Simios, frankensteins, brujas, villanas, reinas buenas, estrellas del celuloide clásico,... no hay papel que se le resista a Helena Bonham Carter, que este 26 de mayo sopla 48 primaveras. Con motivo de su cumpleaños, en Cine VAVEL queremos hacer un breve repaso por alguno de los rostros más icónicos de esta secundaria gótica, de intensa mirada, que ha conquistado el corazón de los cinéfilos a base de talento y rareza escénica. 

Una habitación con vistas (1986), la adaptación de la novela de E.M. Foster, que protagonizó junto a Maggie Smith y Julian Sands. 

En Frankenstein de Mary Shelley, la londinense se puso en la piel de Elizabeth, el amor de Víctor Frankenstein, el cual la trajo de nuevo a la vida usando piezas del cuerpo de otra persona. Pese a las durísimas críticas que recibió esta adaptación firmada por Kenneth Branagh, la cinta se llevó el Oscar a Mejor Maquillaje de 1994. Una imagen vale más que mil palabras. 

Con Las alas de las palomas, la actriz arañaba su primera nominación al Oscar. Aunque no abandonó el aura de aristocracia de sus anteriores proyectos, su espíritu rebelde y transgresor ya empezó a asomar en esta adaptación de la novela homónima de Henry James de 1997. 

En 2001 inició una relación fuera de los focos con Tim Burton. Así, Bonham Carter pasaría a ser la actriz fetiche del original cineasta, el cual impregnaría a su musa de su particular universo gótico. La primera criatura rocambolesca de su binomio: la simia del Planeta de los Simios.
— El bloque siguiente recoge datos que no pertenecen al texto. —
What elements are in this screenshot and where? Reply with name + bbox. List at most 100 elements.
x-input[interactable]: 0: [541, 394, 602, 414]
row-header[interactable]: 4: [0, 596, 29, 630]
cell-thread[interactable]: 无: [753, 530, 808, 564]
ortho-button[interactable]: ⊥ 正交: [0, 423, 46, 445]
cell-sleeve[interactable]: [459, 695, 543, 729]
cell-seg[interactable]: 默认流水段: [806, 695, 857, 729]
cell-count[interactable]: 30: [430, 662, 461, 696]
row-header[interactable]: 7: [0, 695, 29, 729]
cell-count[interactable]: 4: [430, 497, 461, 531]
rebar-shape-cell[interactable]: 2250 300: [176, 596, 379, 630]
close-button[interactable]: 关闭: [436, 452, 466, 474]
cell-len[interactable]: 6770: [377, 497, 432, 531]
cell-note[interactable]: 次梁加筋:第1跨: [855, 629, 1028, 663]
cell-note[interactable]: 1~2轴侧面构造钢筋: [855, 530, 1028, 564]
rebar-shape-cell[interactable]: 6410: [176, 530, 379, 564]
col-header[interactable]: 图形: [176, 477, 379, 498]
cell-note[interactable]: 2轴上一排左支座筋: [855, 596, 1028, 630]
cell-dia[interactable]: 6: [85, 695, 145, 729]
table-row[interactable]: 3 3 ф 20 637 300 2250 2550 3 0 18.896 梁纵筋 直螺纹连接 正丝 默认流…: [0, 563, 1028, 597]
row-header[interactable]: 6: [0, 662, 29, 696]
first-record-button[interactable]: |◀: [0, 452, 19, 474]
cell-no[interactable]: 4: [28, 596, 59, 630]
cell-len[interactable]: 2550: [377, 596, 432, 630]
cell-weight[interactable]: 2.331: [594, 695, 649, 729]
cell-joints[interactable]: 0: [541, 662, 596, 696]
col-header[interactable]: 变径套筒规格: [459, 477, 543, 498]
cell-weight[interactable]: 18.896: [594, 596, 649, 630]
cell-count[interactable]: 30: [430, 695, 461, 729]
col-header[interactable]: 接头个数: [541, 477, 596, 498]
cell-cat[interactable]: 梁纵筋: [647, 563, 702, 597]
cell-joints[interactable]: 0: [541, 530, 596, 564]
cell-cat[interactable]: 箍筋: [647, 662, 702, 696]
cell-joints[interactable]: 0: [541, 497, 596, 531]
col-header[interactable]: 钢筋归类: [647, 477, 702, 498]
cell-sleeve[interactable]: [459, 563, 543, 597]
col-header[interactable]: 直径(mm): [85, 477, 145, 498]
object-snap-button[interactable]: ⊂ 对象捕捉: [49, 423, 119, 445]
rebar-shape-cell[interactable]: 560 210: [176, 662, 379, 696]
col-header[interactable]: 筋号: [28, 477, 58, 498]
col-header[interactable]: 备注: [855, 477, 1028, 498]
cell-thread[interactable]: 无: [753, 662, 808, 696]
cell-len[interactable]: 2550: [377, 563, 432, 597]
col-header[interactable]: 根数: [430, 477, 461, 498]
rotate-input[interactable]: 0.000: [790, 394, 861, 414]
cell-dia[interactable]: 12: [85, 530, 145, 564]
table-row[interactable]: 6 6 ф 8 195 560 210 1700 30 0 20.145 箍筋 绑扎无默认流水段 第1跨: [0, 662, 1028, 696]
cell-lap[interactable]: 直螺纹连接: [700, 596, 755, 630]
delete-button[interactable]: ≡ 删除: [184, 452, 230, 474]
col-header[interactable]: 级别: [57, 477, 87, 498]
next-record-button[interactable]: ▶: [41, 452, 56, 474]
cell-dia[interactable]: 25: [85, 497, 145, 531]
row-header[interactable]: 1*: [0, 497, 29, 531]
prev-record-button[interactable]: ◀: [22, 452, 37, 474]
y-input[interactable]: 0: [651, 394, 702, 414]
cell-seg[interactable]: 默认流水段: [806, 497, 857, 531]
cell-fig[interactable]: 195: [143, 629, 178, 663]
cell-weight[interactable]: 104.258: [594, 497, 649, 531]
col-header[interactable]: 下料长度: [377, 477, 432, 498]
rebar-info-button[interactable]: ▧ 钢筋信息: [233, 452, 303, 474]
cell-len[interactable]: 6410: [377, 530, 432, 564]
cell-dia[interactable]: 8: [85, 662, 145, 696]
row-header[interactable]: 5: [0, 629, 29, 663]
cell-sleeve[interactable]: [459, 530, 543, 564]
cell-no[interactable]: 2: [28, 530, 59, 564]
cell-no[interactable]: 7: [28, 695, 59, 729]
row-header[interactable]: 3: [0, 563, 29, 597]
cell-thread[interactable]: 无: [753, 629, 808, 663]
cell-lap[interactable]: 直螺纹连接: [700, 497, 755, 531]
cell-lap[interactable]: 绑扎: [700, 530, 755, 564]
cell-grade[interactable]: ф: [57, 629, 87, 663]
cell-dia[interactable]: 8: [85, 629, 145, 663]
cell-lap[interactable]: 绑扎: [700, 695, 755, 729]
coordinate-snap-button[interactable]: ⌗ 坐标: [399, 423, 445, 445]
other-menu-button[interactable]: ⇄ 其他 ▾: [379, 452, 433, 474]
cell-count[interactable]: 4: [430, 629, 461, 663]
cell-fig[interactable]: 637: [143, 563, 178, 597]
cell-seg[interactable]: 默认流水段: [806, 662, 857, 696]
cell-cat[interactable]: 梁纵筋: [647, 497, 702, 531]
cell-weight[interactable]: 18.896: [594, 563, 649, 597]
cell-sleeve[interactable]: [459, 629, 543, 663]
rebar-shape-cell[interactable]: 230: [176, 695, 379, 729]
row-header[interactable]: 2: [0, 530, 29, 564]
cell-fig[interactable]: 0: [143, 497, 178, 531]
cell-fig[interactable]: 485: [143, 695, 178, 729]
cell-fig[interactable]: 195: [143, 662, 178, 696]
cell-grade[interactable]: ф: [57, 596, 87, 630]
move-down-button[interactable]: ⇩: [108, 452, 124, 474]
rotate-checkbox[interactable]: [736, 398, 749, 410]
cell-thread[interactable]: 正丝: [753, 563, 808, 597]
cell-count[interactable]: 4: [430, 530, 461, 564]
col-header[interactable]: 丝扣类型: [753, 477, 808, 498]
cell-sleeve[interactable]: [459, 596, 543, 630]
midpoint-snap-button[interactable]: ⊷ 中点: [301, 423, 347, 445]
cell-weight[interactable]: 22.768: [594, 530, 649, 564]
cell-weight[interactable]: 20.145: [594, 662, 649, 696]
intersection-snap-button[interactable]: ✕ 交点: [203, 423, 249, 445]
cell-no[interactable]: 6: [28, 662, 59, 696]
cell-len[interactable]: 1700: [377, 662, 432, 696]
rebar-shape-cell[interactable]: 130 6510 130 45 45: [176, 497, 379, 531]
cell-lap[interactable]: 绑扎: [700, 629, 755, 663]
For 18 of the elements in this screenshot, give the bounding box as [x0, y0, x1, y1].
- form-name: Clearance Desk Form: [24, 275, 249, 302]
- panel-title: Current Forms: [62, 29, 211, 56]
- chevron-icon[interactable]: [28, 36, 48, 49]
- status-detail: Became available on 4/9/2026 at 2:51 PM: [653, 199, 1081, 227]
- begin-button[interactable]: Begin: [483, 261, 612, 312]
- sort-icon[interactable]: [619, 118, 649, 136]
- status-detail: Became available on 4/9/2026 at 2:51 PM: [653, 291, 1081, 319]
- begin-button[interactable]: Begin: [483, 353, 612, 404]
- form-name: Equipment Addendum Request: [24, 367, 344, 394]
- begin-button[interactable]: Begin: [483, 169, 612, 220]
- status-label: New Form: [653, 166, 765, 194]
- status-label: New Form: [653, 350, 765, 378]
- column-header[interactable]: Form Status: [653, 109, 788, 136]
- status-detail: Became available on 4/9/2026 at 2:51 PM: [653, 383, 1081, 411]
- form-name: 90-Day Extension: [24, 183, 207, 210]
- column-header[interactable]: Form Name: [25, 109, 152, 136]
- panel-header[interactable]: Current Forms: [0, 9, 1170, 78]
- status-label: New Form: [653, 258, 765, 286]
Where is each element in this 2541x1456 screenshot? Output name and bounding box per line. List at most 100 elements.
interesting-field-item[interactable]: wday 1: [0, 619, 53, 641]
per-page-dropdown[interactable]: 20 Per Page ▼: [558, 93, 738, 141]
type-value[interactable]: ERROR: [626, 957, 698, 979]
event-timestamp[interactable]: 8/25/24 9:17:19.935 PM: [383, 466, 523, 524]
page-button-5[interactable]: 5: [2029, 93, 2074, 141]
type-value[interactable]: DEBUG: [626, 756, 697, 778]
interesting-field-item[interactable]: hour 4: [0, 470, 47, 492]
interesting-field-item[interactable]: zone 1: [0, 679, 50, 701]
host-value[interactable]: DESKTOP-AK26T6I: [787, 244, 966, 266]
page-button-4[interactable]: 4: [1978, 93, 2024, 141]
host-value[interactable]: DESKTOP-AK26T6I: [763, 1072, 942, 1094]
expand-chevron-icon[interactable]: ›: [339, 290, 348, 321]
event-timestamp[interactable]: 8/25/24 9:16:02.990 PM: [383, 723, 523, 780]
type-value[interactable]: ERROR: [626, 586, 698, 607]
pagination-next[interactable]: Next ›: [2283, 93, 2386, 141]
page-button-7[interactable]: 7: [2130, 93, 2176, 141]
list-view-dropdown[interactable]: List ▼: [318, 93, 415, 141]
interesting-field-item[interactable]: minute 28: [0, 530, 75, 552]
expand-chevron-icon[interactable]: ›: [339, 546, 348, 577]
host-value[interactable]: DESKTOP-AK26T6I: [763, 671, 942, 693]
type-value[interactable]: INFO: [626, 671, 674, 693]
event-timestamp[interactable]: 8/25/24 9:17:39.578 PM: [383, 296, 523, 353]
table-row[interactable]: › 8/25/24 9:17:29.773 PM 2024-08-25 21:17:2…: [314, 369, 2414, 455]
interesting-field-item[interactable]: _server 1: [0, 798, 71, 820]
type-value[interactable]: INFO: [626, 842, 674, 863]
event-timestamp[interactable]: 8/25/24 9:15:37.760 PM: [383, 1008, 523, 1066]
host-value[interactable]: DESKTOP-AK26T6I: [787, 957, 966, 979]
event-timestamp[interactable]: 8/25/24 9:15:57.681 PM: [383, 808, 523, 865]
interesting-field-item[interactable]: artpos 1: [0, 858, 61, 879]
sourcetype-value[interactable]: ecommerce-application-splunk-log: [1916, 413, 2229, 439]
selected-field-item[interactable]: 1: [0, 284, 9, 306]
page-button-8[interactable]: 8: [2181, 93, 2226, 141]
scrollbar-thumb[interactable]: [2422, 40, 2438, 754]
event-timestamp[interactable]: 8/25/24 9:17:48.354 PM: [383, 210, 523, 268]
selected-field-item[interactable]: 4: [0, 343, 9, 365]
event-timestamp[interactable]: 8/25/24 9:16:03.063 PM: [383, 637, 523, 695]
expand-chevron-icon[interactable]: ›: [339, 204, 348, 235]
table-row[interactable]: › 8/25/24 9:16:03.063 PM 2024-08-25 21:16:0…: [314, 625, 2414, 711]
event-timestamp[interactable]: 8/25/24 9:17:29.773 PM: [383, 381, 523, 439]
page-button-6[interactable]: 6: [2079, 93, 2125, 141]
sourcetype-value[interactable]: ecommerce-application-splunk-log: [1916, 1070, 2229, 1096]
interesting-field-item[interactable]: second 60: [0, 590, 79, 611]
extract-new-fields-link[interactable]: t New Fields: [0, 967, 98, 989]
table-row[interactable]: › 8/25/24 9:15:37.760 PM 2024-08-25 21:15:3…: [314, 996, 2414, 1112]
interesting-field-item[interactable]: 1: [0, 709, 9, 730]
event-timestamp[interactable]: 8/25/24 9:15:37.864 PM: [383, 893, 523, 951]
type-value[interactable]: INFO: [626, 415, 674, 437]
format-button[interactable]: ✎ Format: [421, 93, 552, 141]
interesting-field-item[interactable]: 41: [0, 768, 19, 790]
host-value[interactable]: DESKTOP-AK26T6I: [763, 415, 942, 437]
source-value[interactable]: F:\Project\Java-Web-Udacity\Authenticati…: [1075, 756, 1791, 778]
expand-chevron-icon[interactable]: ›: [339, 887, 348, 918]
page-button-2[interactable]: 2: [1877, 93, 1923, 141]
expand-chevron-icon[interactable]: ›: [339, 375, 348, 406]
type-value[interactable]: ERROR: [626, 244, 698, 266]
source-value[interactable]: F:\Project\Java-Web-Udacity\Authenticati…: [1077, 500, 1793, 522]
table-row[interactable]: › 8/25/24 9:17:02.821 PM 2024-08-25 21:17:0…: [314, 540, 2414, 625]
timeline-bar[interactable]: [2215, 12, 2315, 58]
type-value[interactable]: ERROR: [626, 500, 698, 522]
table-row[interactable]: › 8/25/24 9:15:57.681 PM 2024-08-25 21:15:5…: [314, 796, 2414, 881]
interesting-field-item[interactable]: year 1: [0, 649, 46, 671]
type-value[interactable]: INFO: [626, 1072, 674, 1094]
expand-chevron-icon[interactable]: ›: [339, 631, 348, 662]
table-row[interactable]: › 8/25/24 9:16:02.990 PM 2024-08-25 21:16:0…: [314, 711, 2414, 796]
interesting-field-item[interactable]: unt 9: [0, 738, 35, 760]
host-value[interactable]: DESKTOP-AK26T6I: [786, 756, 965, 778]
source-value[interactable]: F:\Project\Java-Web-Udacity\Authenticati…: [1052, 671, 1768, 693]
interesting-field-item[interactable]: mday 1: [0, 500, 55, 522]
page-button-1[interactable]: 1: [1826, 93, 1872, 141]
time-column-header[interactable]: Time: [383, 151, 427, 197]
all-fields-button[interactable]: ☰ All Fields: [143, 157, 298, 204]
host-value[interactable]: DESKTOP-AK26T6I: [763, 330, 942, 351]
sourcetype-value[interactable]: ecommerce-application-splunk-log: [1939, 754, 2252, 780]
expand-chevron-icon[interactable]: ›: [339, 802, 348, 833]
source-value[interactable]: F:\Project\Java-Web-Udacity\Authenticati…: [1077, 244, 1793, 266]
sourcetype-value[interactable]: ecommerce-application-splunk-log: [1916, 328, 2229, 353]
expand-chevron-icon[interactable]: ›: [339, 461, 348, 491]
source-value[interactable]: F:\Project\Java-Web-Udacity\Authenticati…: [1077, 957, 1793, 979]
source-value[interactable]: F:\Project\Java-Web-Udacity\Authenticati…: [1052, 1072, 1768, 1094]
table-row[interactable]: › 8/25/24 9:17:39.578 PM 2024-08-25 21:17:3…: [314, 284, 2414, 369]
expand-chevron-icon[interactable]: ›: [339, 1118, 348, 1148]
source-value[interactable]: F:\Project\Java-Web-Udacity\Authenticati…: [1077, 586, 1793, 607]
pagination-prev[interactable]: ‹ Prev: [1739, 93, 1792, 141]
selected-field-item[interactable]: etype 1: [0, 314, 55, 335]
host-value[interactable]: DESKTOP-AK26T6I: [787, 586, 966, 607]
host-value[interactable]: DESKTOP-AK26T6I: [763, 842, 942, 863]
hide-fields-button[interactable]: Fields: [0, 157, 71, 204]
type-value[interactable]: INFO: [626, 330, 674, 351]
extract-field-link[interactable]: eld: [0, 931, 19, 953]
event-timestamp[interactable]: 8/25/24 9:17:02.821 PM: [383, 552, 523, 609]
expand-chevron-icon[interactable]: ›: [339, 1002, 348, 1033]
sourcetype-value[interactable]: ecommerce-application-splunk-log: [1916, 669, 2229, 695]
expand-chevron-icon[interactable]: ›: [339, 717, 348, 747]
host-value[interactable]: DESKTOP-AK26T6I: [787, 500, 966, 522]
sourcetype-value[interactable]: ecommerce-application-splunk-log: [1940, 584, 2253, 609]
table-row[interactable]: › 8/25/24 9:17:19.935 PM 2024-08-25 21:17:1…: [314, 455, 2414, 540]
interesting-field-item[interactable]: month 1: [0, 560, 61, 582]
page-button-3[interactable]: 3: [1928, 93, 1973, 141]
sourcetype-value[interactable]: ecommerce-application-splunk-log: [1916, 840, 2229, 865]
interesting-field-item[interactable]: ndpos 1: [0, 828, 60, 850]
En 2003, la pareja de artistas volvería a compartir set en Big Fish. En ella, Bonham Carter se metía en la piel de dos personajes contraopuestos: la Bruja y Jenny, una bella instructora de piano. Nuevamente, la versatilidad y capacidad camaleónica de la actriz británica salió a relucir en este precioso relato fantástico con el toque "burtoniano". 

Y cuando creíamos que lo habíamos visto todo de ella, llegó Sweeney Todd. La prueba de fuego de Tim Burton con el universo de los musicales, no solo engordó el ego de Johnny Depp (otro intérprete que sabe muy bien lo que es tener mil caras cinematográficas) sino que también mostró la belleza (no tanto la voz) escénica de su pareja.

Mientras Anne Hathaway daba vida a la dulce y buena Reina Blanca, Helena Bonham Carter asumía el rol de la mala del cuento. La peculiar Reina Roja era una monarca de mal carácter y una gran masa cerebral que ponía a temblar a todo su reino a ritmo de "que le corten la cabeza". Con semejante cabellera, ya sabemos de dónde viene su obstinación por esa parte del cuerpo. 

Hemos perdido la cuenta de cuántos personajes oscuros y trastornados lleva ya Bonham Carter pero, sin duda, el de Bellatrix Lestrange, de la saga Harry Potter, se lleva la palma. Mala como ella sola y muy, pero que muy peligrosa. Un personaje que hizo las delicias de la actriz y sus seguidores.

Bajo el nombre de El discurso del Rey le llegó su segunda nominación al Oscar. Dirigida por Tom Hooper y compartiendo pantalla con Colin Firth, la británica dejaba en casa su estética gótica para enfundarse los trajes de alta costura de la Inglaterra de Jorge VI, rey que compartía alcoba con su personaje, Isabel Bowes-Lyon.

Son muchos los personajes que le han llevado a camuflar sus facciones en gran pantalla, pero, paradójicamente, ninguno ha dejado ver con tanta claridad su belleza femenina como el de la desaparecida Elizabeth Taylor en el biopic de la BBC, Burton & Taylor. Junto a su compañero de créditos, el genial Dominic West, la actriz se metía en el bolsillo a la crítica. Y a nosotros.